В удачные дни Томаскирхе[4] становилась кульминацией их похода. Бывало, краем глаза путникам удавалось увидеть Кантора, а однажды Йозеф со товарищи стали свидетелями расправы. Кантор огрел тростью одного из своих прославленных учеников – за чрезмерное пристрастие к нон легато[5]. Наказанный горбился и хихикал – ему вовсе не было обидно. Он знал, что величайший проучивает его любя.
В день, когда Отка спросила про Иудею, их путь задался. Пройдя дорогой фуги, в самом её финале – там, где пауза переходит в вечность, Йозеф со своей паствой остановился при входе в церковь, как экскурсовод с группой туристов. Дальше каждый сам нёс свою молитву.
Паломники растворились, а проводник ещё долго разглядывал белые стены Томаскирхе, как чётки, перебирая в пальцах фугу. Понемногу через стены проступило звёздное небо. Йозеф любил космические ветра, ему было уютно в них и не холодно. Никого не стесняясь и не боясь, он нырнул в свою колыбель – почти лёг на клавиши и зашептал, что было на сердце. Звуки отвечали ему. Это был восхитительный разговор о любви – записанный невидимыми чернилами поверх строгой музыки Баха.
Кантор возник на хорах внезапно и, скатившись по лестнице, грудью врезался в ряды полифонии. Йозеф почувствовал страшный удар и уронил руки. Осколки фуги посыпались на него мелким градом. Он не слышал ушами громовой голос, но порыв был внятен без слов, как внятна бывает тоска, чувство стыда или вины.
«Ты хотя бы помнишь, где ты находишься? – негодовал Кантор. – В доме Божьем, балда! Хватит ползать по клавишам! Держи себя строго! Как ты смеешь сопровождать молящихся, если даже благопристойный вид тебе не по силам! Развёл свинарник!» И на прощание – последним всполохом взгляда – швырнул в душу ученика уголёк.
Йозеф огляделся: старое пианино, диванчик с деревянными подлокотниками, летний вечер. Через окно было видно: между елью и скромным соседским домом уже засветилась низкая звезда.
Несмотря на мучительное жжение в сердце, Йозефу было сладостно от полученного тычка. Он вышел на крыльцо и задумался: что имелось в виду под «свинарником»? Самовольно расшатанный ритм? Пыль в углах клавиатуры? Неисполненное предназначение? А «молящиеся» – это кто же, Отка?
Пока Йозеф играл, на соседний участок приехал дачник, мужчина лет сорока, лысоватый, хозяйственный, с простодушной какой-то осанкой. Йозеф увидел его с крыльца – через изгородь смородиновых кустов, сплоить завешенных зелёными бусинами.

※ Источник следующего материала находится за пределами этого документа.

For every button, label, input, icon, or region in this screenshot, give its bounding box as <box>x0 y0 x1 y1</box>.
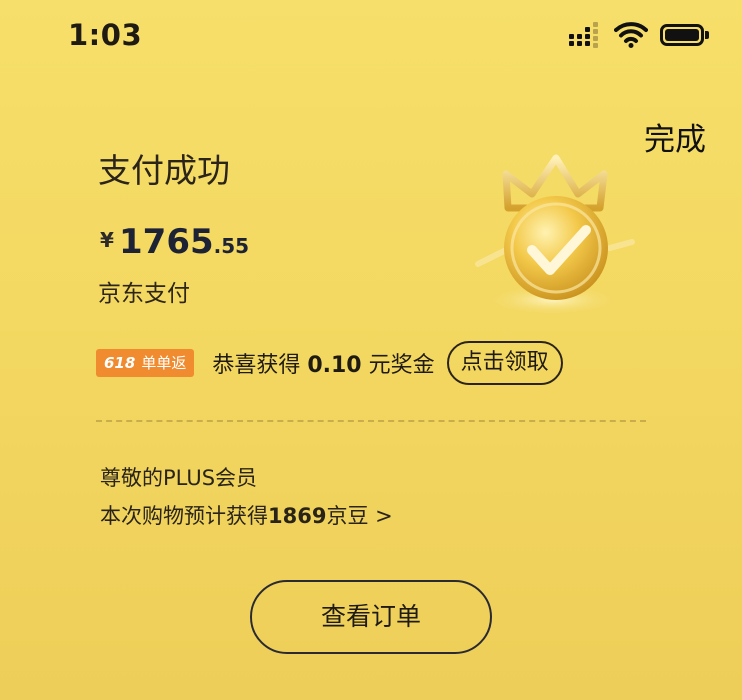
promo-text-prefix: 恭喜获得 <box>212 353 308 378</box>
amount-integer: 1765 <box>119 222 214 262</box>
badge-label: 单单返 <box>141 354 187 372</box>
currency-symbol: ¥ <box>100 228 114 252</box>
claim-bonus-button[interactable]: 点击领取 <box>446 341 563 385</box>
jingdou-count: 1869 <box>268 504 327 528</box>
jingdou-reward-link[interactable]: 本次购物预计获得1869京豆 > <box>100 500 393 530</box>
status-icons <box>568 22 710 48</box>
view-order-button[interactable]: 查看订单 <box>250 580 492 654</box>
reward-suffix: 京豆 > <box>326 504 393 528</box>
done-button[interactable]: 完成 <box>644 114 706 159</box>
payment-success-title: 支付成功 <box>98 151 230 190</box>
status-bar: 1:03 <box>0 0 742 72</box>
reward-prefix: 本次购物预计获得 <box>100 504 268 528</box>
promo-text-suffix: 元奖金 <box>361 353 435 378</box>
promo-row: 618 单单返 恭喜获得 0.10 元奖金 点击领取 <box>96 340 563 386</box>
promo-618-badge: 618 单单返 <box>96 349 195 377</box>
wifi-icon <box>614 22 648 48</box>
plus-member-greeting: 尊敬的PLUS会员 <box>100 466 258 490</box>
promo-text: 恭喜获得 0.10 元奖金 <box>212 347 434 379</box>
payment-method: 京东支付 <box>98 281 190 307</box>
dashed-divider <box>96 420 646 422</box>
cellular-signal-icon <box>569 22 598 48</box>
badge-618: 618 <box>104 354 136 372</box>
status-time: 1:03 <box>68 18 143 52</box>
battery-icon <box>660 22 710 48</box>
amount-decimal: .55 <box>213 234 250 258</box>
gold-medal-check-icon <box>475 154 635 316</box>
bonus-amount: 0.10 <box>307 353 362 378</box>
payment-amount: ¥ 1765.55 <box>100 222 249 262</box>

– А, Йозеф, приветствую! Вы уж тут? Как пережили затопление? – спросил он, бодро улыбаясь. – В дом-то не зашла вода? У нас вроде тьфу-тьфу, на третьей ступеньке – и вниз пошла. В следующие выходные своих привезу!
Слушая его, Йозеф вспомнил – это был тот самый соседский мальчик, подросток, который помчался на велосипеде на станцию – вызвать «скорую», в ночь, когда умерла бабушка. Как бишь его звали? Йозеф никогда не интересовался соседскими именами, как, впрочем, и всем остальным, что не касалось музыки. Может быть, в этом и заключался «свинарник», о котором говорил Бах?
На следующее утро Йозеф первым делом прислушался – как там вчерашний лейпцигский уголёк? Брошенная Кантором головешка дымилась по-прежнему, даже посверкивала. Йозеф пошёл на кухню, умылся и выпил воды. Подождал – не утихнет ли жжение – и, вздохнув, принялся наводить порядок.
Бесконечно вслушиваясь в целебные проклятия Кантора, он вымыл все полы, стены и окна. Беспрецедентная чистота воцарилась в дачном домике. Чтобы насладиться ею, Йозеф передвинул диван и лёг лицом к распахнутому окну. Снаружи чистота была огромна – она простиралась из комнаты через дачные огороды – в небо. Но вот внутри, стоило перешагнуть через пространство музыки вглубь, начинались залежи земной жизни.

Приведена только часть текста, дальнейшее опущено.